Stephen M Roper et al. Proteomics Clin Appl. 2013 Jun.

Abstract

Purpose: Effectively identifying the proteins present in the cellular secretome is complicated due to the presence of cellular protein leakage and serum protein supplements in culture media. A metabolic labeling and click chemistry capture method is described that facilitates the detection of lower abundance glycoproteins in the secretome, even in the presence of serum.

Experimental design: Two stromal cell lines were incubated with tetraacetylated sugar-azide analogs for 48 h in serum-free and low-serum conditions. Sugar-azide labeled glycoproteins were covalently linked to alkyne-beads, followed by on-bead trypsin digestion and MS/MS. The resulting glycoproteins were compared between media conditions, cell lines, and azide-sugar labels.

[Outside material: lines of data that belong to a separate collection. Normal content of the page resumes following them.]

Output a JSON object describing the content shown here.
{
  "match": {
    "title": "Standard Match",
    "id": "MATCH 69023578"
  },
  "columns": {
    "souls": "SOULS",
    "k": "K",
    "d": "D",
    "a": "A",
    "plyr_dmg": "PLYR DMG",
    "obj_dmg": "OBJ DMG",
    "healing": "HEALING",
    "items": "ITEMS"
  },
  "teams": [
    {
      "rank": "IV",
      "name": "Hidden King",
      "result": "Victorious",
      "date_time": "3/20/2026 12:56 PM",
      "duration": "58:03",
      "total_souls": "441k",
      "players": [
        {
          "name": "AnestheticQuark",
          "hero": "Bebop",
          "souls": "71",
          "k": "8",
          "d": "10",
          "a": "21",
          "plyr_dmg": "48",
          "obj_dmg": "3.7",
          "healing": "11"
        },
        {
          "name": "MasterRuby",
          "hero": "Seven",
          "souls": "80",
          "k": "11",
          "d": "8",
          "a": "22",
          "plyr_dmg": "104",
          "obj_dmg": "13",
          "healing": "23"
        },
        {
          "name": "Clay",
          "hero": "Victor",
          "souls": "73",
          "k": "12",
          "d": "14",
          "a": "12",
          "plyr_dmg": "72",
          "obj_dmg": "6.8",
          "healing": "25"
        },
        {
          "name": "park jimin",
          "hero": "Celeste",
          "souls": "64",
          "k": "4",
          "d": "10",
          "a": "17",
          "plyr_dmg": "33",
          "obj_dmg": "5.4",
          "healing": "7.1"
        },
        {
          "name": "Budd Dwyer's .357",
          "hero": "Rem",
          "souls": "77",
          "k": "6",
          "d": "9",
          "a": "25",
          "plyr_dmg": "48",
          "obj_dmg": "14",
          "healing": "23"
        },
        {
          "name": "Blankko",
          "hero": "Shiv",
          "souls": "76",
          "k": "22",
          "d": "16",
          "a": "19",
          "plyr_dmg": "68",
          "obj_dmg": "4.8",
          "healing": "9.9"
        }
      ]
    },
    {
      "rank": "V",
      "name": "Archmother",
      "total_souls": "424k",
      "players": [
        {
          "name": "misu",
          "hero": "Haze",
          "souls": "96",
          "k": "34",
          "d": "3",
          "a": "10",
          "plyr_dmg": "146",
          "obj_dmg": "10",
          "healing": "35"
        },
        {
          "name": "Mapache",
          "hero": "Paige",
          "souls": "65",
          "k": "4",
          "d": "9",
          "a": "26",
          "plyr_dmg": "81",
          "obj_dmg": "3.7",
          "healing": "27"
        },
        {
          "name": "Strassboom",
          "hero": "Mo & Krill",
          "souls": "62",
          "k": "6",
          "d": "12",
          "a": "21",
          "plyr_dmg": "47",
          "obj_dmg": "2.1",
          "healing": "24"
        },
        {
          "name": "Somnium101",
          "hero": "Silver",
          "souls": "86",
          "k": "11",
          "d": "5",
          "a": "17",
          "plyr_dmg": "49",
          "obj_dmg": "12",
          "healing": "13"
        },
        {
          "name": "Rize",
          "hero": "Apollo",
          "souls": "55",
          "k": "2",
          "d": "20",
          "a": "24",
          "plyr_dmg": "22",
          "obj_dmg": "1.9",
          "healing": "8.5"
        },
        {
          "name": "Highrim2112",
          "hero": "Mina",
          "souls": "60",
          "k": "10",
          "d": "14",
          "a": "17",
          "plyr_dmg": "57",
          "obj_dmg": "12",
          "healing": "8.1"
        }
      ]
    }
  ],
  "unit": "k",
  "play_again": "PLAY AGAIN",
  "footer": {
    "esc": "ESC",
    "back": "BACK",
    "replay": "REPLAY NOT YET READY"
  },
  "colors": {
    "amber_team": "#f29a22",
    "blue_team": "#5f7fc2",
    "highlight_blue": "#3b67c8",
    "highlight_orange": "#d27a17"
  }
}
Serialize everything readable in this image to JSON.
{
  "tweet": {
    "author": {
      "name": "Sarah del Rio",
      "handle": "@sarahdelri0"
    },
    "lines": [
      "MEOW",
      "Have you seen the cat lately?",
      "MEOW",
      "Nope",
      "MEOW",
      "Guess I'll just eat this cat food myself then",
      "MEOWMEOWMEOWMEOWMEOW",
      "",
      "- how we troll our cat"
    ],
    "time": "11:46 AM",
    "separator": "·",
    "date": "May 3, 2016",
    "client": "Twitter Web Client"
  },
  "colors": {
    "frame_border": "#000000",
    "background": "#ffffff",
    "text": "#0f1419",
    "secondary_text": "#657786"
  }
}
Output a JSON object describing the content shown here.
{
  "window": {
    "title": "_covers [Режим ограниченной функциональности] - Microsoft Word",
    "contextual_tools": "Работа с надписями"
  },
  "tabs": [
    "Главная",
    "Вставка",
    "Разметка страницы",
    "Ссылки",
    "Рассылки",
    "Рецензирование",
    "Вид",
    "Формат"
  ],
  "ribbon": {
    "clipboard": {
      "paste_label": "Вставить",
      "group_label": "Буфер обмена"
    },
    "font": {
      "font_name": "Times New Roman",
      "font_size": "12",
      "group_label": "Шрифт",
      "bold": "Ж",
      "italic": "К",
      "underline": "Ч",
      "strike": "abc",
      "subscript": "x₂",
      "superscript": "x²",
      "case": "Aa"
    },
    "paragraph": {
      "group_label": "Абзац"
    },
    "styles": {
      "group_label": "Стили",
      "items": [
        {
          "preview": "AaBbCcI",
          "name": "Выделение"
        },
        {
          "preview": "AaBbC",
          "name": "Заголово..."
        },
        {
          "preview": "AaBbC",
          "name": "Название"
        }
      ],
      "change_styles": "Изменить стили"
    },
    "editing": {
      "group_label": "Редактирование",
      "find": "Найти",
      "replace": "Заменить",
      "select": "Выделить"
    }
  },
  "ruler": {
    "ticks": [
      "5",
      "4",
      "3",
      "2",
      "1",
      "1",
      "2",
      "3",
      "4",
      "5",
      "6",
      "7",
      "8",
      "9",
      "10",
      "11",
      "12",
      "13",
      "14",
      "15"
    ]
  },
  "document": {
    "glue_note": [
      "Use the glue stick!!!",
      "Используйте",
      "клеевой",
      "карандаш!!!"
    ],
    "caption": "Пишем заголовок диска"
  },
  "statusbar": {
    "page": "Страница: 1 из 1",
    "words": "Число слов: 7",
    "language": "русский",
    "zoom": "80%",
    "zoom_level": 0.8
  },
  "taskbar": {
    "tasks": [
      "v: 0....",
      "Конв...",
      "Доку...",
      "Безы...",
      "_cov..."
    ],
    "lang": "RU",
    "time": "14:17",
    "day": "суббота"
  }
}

Results: Alkyne-bead capture of sugar-azide modified glycoproteins in stromal cell culture media significantly improved the detection of lower abundance secreted glycoproteins compared to standard serum-free secretome preparations. Over 100 secreted glycoproteins were detected in each stromal cell line and significantly enriched relative to a standard secretome preparation.

Conclusion and clinical relevance: Sugar-azide metabolic labeling is an effective way to enrich for secreted glycoproteins present in cell line secretomes, even in culture media supplemented with serum. The method has utility for identifying secreted stromal proteins associated with cancer progression and the epithelial-to-mesenchymal transition.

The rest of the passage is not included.